Türkiye'nin Libya Özel Temsilcisi ve AK Parti Ankara Milletvekili Emrullah İşler: - "(Libya'daki Hafter güçlerinin Türkiye karşıtı tutumu) Milis lider Hafter’e bağlı grupların Bingazi’de 6 Türk vatandaşını alıkoyması olayı, 2014 yılı Mayıs ayı itibarıyla Libya’yı krize sürükleyen ve 2016 yılından itibaren bütün siyasi çözümleri tıkayan Hafter’in, terörizme varacak kadar radikalleşebileceğini ortaya koymuştur" - "Türkiye, dünyanın neresinde olursa olsun kendi vatandaşlarını korumaya muktedir bir devlettir ve bu hususta hiç tereddüt etmeden gerekli tedbirleri alacaktır"

ADEM BALTA - Türkiye'nin Libya Özel Temsilcisi ve AK Parti Ankara Milletvekili Emrullah İşler, Libya'daki Halife Hafter güçlerinin Türkiye karşıtı tutumuna ilişkin "Milis lider Hafter’e bağlı grupların Bingazi’de 6 Türk vatandaşını alıkoyması olayı, 2014 yılı Mayıs ayı itibarıyla Libya’yı krize sürükleyen ve 2016 yılından itibaren bütün siyasi çözümleri tıkayan Hafter’in, terörizme varacak kadar radikalleşebileceğini ortaya koymuştur." dedi.

İşler, AA muhabirine yaptığı açıklamada, Libya'daki Halife Hafter güçlerinin Türkiye karşıtı tutumunu değerlendirdi.

Reklam
Reklam

Emrullah İşler, Türkiye'nin Libya’da krizin siyasi yollardan çözülmesini ve meşru aktörlerin ülke genelindeki siyasi geçişe öncülük etmesini istediğini vurguladı. Askeri çözümde ısrarcı olanların Libya’yı istikrarsızlaştırdığını ve Türkiye'nin bunu istemediğini kaydeden İşler, "Türkiye bu amaca yönelik olarak 2015 yılı sonunda Roma’da küresel aktörler tarafından onaylanan ve bilahare Fas’ta imzalanan Libya Siyasi Anlaşması gereği BM tarafından yetkilendirilen Başkanlık Konseyi (BK) ve Ulusal Mutabakat Hükümeti ile iş birliği yaparak uluslararası hukuk çerçevesinde gerekli desteği sunmaktadır." ifadelerini kullandı.

Milis lider Hafter’e bağlı grupların Bingazi’de 6 Türk vatandaşını alıkoyması ve akabinde bunların serbest bırakılması olayını anımsatan İşler, şöyle konuştu:

"Bu olay, 2014 yılı Mayıs ayı itibarıyla Libya’yı krize sürükleyen ve 2016 yılından itibaren bütün siyasi çözümleri tıkayan Hafter’in terörizme varacak kadar radikalleşebileceğini ortaya koymuştur.
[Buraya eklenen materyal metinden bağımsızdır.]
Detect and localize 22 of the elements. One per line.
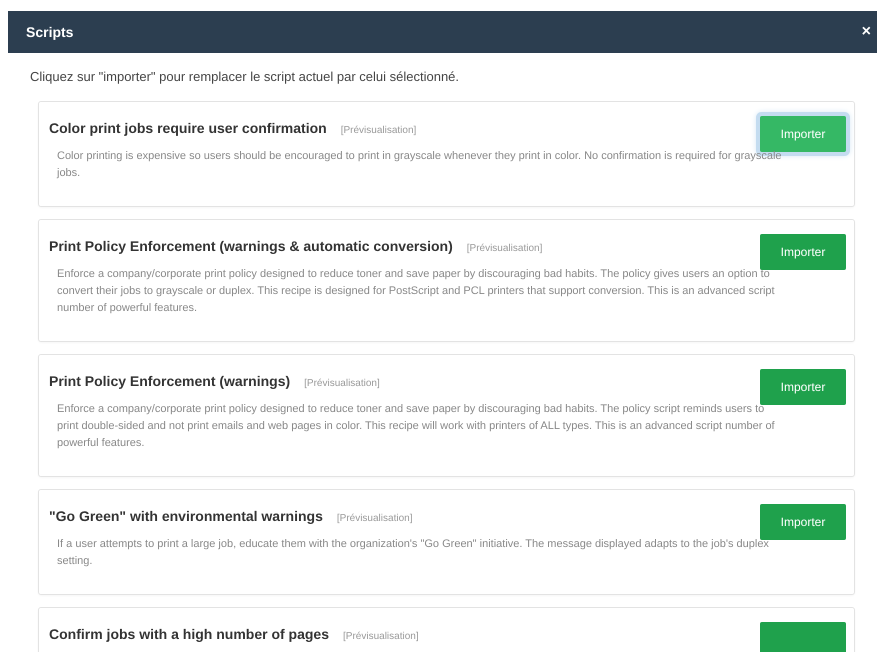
dialog-title: Scripts [26,24,74,40]
import-button[interactable]: Importer [760,504,846,540]
preview-link[interactable]: [Prévisualisation] [304,378,380,389]
script-title: Color print jobs require user confirmation [49,120,327,136]
intro-text: Cliquez sur "importer" pour remplacer le script actuel par celui sélectionné. [30,69,460,84]
script-description: If a user attempts to print a large job, educate them with the organization's "Go Green" initiative. The message displayed adapts to the job's duplex setting. [57,537,770,569]
script-title: Print Policy Enforcement (warnings) [49,373,290,389]
script-description: Enforce a company/corporate print policy designed to reduce toner and save paper by discouraging bad habits. The policy gives users an option to convert their jobs to grayscale or duplex. This recipe is designed for PostScript and PCL printers that support conversion. This is an advanced script number of powerful features. [57,267,776,316]
preview-link[interactable]: [Prévisualisation] [466,243,542,254]
preview-link[interactable]: [Prévisualisation] [336,513,412,524]
script-title: Confirm jobs with a high number of pages [49,626,330,642]
close-button[interactable]: × [860,23,873,41]
preview-link[interactable]: [Prévisualisation] [340,125,416,136]
script-description: Enforce a company/corporate print policy designed to reduce toner and save paper by discouraging bad habits. The policy script reminds users to print double-sided and not print emails and web pages in color. This recipe will work with printers of ALL types. This is an advanced script number of powerful features. [57,402,776,451]
import-button[interactable]: Importer [760,116,846,152]
script-title: "Go Green" with environmental warnings [49,508,323,524]
import-button[interactable]: Importer [760,234,846,270]
import-button[interactable] [760,622,846,652]
import-button[interactable]: Importer [760,369,846,405]
script-title: Print Policy Enforcement (warnings & automatic conversion) [49,238,453,254]
script-description: Color printing is expensive so users should be encouraged to print in grayscale whenever they print in color. No confirmation is required for grayscale jobs. [57,149,783,181]
preview-link[interactable]: [Prévisualisation] [343,631,419,642]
Zira Hafter'e bağlı güçler, ulusal ve uluslararası bütün hukuk normlarına ve mutabakat metinlerine göre illegal silahlı bir aktör görülmektedir. Buna rağmen Hafter, bazı küresel aktörler tarafından 'terörle mücadelede partner' olarak takdim edilmektedir. Ancak Hafter’in, Gıryan’da meşru güçler tarafından yenilmesinin ardından terör eylemleri yapmaya başlaması, Hafter’in terörle mücadelede partner olarak takdim edilmesinin yanlışlığını net bir şekilde ortaya koymuştur."

Reklam
Reklam

İşler, Hafter’in 2014 yılı Mayıs ayında Libya’nın seçilmiş parlamentosuna karşı darbe girişiminde bulunduğunu, Trablus’ta göreve başlayan Başkanlık Konseyi’nin Libya genelinde bir geçiş sürecine öncülük etmesini engellediğini ve bu gelişmelere karşı uluslararası toplumun sessiz kaldığını anımsattı.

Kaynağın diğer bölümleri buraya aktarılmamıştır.